Rate My Professor site effects some students enrollment decisions


By Kristen Noto

Would take again. Level of difficulty. Hotness. These are all factors for the nationwide site: Rate My Professors.  College students across the country read their fellow students reviews on the site during class registration time to get an idea of what professors are like and which ones to take – or not to take.

For some students, the reviews may not carry much weight, but for others, it is a determining factor.

“It greatly influences my decision to take a class or not,” student Peyton Purcell said. “I will not take a class with a teacher who has a poor rating or bad comments if I can avoid it.”

But the reviews can tell people about more than just the professor.

“I look into the way reviews are written about the class structure, grading scale and how much I will learn within the course,” Morris Herman, a business major, said. “Besides talking to my peers about their favorite teachers, it is my next source of finding out information regarding professors here at TCU.”

Although it might be useful for students when it comes to enrolling in classes, for professors, it can affect them emotionally and impact the number of students who sign up to take their class.

Most professors at TCU are aware of the website and its popularity among students; however, only a small number take the time to look at the posts, regarding themselves and their classes.

Dr. Layne Craig, an English professor, said she has never gone on the website to read what students say about her class or her teaching style. She said it is tempting to look at what students are posting, but she chooses not to.

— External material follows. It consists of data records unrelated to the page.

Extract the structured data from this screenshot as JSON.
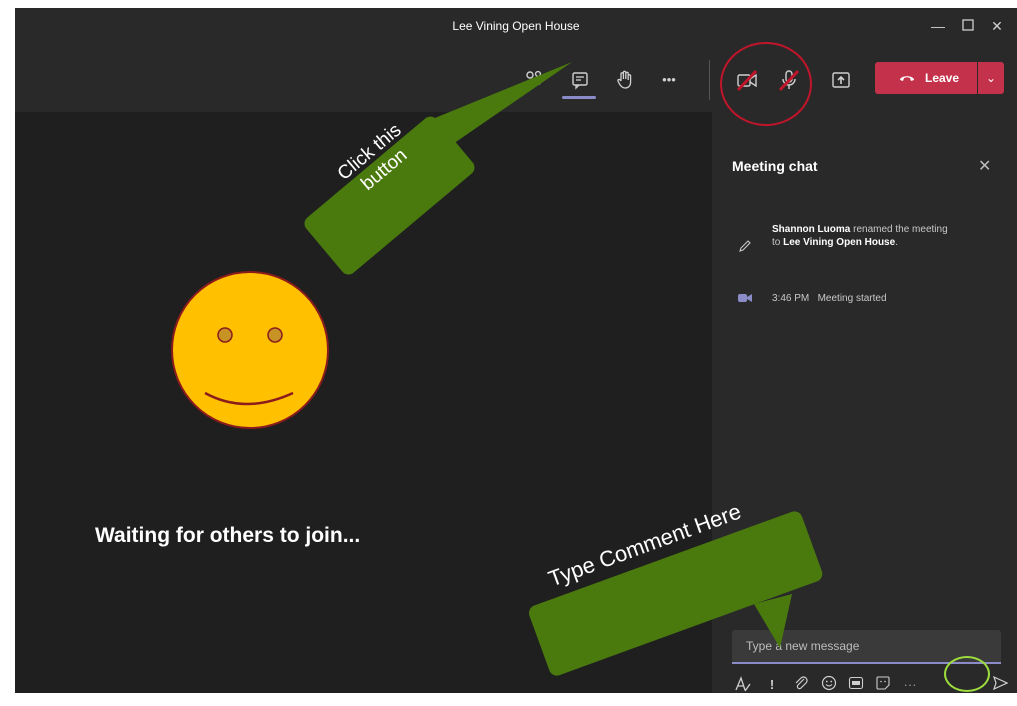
{
  "window": {
    "title": "Lee Vining Open House"
  },
  "toolbar": {
    "icons": [
      "participants-icon",
      "chat-icon",
      "raise-hand-icon",
      "more-icon",
      "camera-off-icon",
      "mic-off-icon",
      "share-icon"
    ],
    "more_label": "•••",
    "leave_label": "Leave",
    "leave_color": "#c4314b"
  },
  "stage": {
    "waiting_text": "Waiting for others to join..."
  },
  "chat": {
    "title": "Meeting chat",
    "events": [
      {
        "name": "Shannon Luoma",
        "text_before": "renamed the meeting to",
        "meeting": "Lee Vining Open House",
        "end": "."
      },
      {
        "time": "3:46 PM",
        "text": "Meeting started"
      }
    ],
    "input_placeholder": "Type a new message",
    "more_label": "···"
  },
  "annotations": {
    "click_callout": "Click this button",
    "click_line1": "Click this",
    "click_line2": "button",
    "type_callout": "Type Comment Here",
    "callout_color": "#4a7a0e",
    "ring_red": "#c0152b",
    "ring_green": "#9cdc3c"
  }
}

Craig teaches two core English courses here at TCU. She said she believes her ratings on the website do affect her class sign-up in terms of numbers after she overheard students talking about it before registration was open once.

In speaking to different professors on campus, many said ESPOT’s give them better, more useful feedback than Rate My Professors.

ESPOT’s are professor and course-specific evaluations students are asked to complete at the end of each semester to measure what they liked and disliked about the course.  

“I find that looking at ESPOT’s gives a good sense of what students find specifically helpful or unhelpful which serves me better when I’m planning the next semester’s worth of classes,” Craig said.

Dr. Sally Fortenberry, a fashion merchandise professor, said she finds ESPOT’s to be more useful than Rate My Professor too, although the response rates on ESPOT’s are not the highest.

Fortenberry said the website does not impact her class sign-ups because the students are required to take her classes in order to graduate.

The website mostly affects class enrollment for professors who teach core classes rather than those who teach major or minor classes.

Fortenberry said she has looked at the website to see what students have said about her and her class. She said she will try to find constructive and relevant comments she can use to make positive changes in her classes and her teaching style.